I wonder: if you added it all up, would a flat tax (which is nominally regressive) actually be more progressive than the regressive taxes we have?
That's an easy one to fix regardless. Use a flat tax with a large fixed refundable credit. Now everyone pays e.g. 30% but gets a $12,000 credit, so someone who makes $40,000 is effectively paying zero, someone who makes $80,000 is effectively paying 15% and the effective rate approaches 30% as the number goes up. But the marginal rate is the same for everyone so there aren't all these complexities and arbitrage games, and at lower incomes the credit stands in for a lot of assistance programs so you don't get all the marginal rate cliffs from overlapping phase outs.
Absolutely not. The US has the most progressive federal tax code in the OECD, mainly because we don't have a VAT like most other countries.
Nearly all of the loopholes you mention are at the federal level, where half of the households in the nation pay <= $0 in income tax.
This only maybe works if you count capital gains as regular income.

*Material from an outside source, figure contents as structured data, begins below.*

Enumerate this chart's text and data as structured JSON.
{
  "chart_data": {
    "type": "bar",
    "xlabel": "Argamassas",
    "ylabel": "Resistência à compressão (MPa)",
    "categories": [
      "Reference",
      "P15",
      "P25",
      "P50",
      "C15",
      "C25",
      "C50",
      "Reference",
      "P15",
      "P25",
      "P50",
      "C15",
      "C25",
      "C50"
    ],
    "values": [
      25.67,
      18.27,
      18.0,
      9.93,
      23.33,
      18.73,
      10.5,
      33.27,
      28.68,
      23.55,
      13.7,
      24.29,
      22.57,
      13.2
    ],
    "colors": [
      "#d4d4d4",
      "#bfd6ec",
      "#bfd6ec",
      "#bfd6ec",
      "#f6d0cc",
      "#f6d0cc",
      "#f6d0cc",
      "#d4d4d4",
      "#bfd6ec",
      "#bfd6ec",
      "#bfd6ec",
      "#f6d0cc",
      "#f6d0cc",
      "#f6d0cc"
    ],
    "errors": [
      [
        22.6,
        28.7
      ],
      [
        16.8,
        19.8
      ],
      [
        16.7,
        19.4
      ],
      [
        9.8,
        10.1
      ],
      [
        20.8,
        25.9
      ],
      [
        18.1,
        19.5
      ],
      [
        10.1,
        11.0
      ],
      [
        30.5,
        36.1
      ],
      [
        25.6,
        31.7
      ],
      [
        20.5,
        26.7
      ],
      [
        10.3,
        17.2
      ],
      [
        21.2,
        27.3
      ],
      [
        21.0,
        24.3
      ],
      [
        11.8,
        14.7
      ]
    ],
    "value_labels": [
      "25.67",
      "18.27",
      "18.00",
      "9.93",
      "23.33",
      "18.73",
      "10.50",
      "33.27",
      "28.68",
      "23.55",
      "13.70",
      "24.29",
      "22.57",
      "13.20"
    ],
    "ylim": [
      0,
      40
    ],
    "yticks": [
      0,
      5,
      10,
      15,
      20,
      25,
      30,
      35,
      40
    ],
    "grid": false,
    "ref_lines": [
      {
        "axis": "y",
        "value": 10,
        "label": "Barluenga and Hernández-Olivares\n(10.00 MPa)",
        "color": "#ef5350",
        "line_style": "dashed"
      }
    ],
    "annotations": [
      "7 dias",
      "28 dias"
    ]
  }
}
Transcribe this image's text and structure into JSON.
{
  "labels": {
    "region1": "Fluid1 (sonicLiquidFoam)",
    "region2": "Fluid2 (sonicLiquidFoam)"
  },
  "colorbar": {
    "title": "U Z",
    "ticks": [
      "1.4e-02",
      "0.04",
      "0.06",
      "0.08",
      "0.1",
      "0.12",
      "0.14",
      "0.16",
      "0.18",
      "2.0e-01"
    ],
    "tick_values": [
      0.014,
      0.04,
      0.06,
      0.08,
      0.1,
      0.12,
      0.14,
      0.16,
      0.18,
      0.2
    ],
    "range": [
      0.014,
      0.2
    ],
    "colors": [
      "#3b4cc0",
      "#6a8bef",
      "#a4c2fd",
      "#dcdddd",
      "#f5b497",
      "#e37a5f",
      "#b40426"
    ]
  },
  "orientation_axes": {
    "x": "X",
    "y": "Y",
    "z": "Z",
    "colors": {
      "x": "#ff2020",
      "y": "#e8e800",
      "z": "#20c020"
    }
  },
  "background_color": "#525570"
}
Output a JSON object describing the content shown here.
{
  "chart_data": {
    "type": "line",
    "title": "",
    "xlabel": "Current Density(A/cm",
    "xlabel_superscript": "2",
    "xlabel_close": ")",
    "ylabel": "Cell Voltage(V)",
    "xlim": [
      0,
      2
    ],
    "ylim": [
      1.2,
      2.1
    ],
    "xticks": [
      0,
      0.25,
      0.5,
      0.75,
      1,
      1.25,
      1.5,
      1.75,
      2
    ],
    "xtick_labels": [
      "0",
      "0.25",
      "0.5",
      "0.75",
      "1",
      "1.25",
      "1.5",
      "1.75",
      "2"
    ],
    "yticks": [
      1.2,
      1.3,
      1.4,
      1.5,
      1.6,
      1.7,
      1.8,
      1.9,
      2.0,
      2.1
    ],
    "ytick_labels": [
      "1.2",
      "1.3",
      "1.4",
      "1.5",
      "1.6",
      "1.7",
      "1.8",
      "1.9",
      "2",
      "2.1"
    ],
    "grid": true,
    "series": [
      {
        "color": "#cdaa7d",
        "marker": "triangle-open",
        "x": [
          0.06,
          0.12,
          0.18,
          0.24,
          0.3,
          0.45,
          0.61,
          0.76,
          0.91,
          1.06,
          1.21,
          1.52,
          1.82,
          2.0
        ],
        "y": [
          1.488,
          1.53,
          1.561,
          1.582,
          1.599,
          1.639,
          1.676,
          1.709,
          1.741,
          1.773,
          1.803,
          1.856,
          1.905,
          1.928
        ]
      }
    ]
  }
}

Otherwise they do the Steve Jobs $1 salary thing.
Even the capital gains can be largely evaded. https://www.propublica.org/article/billionaires-tax-avoidanc... https://www.propublica.org/article/lord-of-the-roths-how-tec... etc.
Yes, that's how a flat tax works. It's flat, for everything.
The nominal reason capital gains has a lower rate is that the amount of the gain is calculated without respect to inflation. But that's dumb; just use the normal rate and actually do the inflation adjustment from the time of purchase.